Несколько минут он огорченно потоптался у себя в загончике, затем подошел к двери и выглянул наружу. Капли дождя упали ему на мордочку. На дворе было сыро и холодно. В его корытце набралось воды не меньше дюйма. А Темпльтона нигде не было видно.
— Ты здесь, Темпльтон? — позвал Вильбур.
Ответа не было. Поросенок почувствовал себя заброшенным и одиноким.
— Здесь каждый день похож на другой, — простонал он. — А я такой маленький, и у меня нет настоящего друга на скотном дворе. И к тому же дождик зарядил на весь день — значит, Ферн не придет из-за плохой погоды. Какой я несчастный! — И Вильбур снова заплакал, уже второй раз за два дня.

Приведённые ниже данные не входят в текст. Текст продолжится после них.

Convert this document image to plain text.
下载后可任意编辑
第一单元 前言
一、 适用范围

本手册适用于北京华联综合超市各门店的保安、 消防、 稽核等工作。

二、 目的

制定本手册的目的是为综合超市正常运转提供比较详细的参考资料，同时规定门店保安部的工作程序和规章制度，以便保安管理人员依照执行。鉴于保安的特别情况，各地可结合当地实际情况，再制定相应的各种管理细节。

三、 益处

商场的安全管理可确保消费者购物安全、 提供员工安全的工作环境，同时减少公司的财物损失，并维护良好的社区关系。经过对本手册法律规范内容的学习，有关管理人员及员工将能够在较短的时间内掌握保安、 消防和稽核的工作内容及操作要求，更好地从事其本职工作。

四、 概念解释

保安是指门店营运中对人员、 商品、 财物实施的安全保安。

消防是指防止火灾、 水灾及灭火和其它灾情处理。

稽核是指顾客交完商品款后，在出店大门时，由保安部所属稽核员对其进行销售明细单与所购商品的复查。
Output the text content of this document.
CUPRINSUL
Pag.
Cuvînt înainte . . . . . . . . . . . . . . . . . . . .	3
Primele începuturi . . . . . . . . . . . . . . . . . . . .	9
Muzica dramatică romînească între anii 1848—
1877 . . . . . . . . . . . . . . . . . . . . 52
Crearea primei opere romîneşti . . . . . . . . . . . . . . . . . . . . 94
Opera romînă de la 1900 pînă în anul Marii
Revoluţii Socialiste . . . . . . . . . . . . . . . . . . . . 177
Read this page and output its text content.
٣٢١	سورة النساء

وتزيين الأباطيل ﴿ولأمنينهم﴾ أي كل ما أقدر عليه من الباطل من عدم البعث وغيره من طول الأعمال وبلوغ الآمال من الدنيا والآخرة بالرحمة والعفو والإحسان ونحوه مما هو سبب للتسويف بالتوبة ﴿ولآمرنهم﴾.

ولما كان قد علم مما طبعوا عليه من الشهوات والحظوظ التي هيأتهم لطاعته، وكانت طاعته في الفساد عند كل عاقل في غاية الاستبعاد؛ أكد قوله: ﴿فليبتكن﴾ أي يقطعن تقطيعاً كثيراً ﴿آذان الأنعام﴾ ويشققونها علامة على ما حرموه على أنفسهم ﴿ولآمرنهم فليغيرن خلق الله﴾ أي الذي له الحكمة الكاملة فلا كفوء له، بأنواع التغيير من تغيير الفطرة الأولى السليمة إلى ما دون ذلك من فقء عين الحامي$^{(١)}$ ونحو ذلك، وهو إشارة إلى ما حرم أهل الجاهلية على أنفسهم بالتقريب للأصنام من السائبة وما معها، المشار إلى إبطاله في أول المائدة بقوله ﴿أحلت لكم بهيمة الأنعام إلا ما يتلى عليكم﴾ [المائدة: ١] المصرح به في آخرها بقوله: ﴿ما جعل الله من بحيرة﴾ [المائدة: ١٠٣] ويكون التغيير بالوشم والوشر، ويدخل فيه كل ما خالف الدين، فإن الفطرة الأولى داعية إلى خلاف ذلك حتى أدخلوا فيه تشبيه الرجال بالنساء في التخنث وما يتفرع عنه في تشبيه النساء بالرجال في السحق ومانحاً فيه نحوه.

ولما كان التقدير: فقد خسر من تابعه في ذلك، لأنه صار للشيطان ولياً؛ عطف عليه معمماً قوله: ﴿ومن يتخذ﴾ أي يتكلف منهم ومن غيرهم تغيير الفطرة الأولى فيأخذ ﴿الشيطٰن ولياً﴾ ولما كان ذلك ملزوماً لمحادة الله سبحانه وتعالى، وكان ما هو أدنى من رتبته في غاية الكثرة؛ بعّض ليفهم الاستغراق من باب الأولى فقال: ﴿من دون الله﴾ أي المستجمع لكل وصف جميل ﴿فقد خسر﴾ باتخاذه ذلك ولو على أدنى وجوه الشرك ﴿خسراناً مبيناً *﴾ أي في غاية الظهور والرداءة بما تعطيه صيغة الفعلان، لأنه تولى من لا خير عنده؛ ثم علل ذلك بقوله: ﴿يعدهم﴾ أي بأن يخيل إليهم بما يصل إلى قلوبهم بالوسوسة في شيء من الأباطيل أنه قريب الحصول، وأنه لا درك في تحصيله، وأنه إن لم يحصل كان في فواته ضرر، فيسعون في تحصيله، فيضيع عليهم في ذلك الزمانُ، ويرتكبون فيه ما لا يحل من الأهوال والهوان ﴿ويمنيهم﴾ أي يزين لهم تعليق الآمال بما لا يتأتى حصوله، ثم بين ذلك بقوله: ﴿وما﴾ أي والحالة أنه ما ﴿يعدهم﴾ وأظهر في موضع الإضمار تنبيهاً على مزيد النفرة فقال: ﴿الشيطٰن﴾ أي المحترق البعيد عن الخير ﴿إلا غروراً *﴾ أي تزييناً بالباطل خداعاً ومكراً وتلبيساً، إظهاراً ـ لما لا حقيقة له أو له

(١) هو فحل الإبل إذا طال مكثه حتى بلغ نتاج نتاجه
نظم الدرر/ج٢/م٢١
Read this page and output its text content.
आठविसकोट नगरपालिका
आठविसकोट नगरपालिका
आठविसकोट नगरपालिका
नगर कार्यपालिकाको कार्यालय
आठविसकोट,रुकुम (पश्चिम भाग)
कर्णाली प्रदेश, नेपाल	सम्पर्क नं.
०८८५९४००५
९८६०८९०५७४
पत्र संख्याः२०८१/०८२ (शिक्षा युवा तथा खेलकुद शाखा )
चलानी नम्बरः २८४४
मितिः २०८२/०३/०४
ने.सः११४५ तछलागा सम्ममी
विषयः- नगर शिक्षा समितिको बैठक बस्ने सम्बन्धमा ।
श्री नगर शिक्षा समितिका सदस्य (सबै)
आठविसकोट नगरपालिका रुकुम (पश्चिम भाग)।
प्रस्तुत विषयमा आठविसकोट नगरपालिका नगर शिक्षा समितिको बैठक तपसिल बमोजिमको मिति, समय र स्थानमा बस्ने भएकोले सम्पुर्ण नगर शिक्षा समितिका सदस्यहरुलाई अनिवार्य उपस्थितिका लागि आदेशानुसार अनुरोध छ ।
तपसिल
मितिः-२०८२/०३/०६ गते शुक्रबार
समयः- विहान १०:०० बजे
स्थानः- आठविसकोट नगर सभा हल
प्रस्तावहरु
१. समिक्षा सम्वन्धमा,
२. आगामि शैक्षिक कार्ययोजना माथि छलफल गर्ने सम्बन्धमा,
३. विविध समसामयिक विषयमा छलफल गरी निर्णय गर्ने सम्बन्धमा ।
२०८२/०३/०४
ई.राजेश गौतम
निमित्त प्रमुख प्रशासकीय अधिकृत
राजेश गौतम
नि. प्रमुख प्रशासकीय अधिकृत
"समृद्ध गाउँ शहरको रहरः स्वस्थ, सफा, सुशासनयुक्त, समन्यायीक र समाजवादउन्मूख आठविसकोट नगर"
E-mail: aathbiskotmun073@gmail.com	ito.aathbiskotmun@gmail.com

В половине седьмого Вильбур услышал, как гремит ведро. Это Лерви, промокший насквозь от дождя, готовил ему завтрак.
— Свинка, иди сюда, — позвал Лерви.
Вильбур не хотел есть, он хотел, чтобы его пожалели. Ему нужен был друг, с которым можно было бы поиграть. И он сказал об этом гусыне, которая тихонько сидела в углу овчарни.
— Давай поиграем! — предложил он.
— Не могу-гу-гу-гу! Я сижу на яйцах. У меня их восемь штук! Я га-га-га-грею их, чтобы им было тепло. Я ведь не какая-нибудь га-га-га-глупая вертихвостка! Ко-го-го-гда сидишь на яйцах, не до игр! У меня скоро будут гу-гу-гу-гусята!
— А я разве сказал, что у тебя будут жучки или червячки? — с обидой ответил Вильбур.
Потом поросенок попытался поговорить с ягнятами.
— Давай поиграем! — предложил он одному из них.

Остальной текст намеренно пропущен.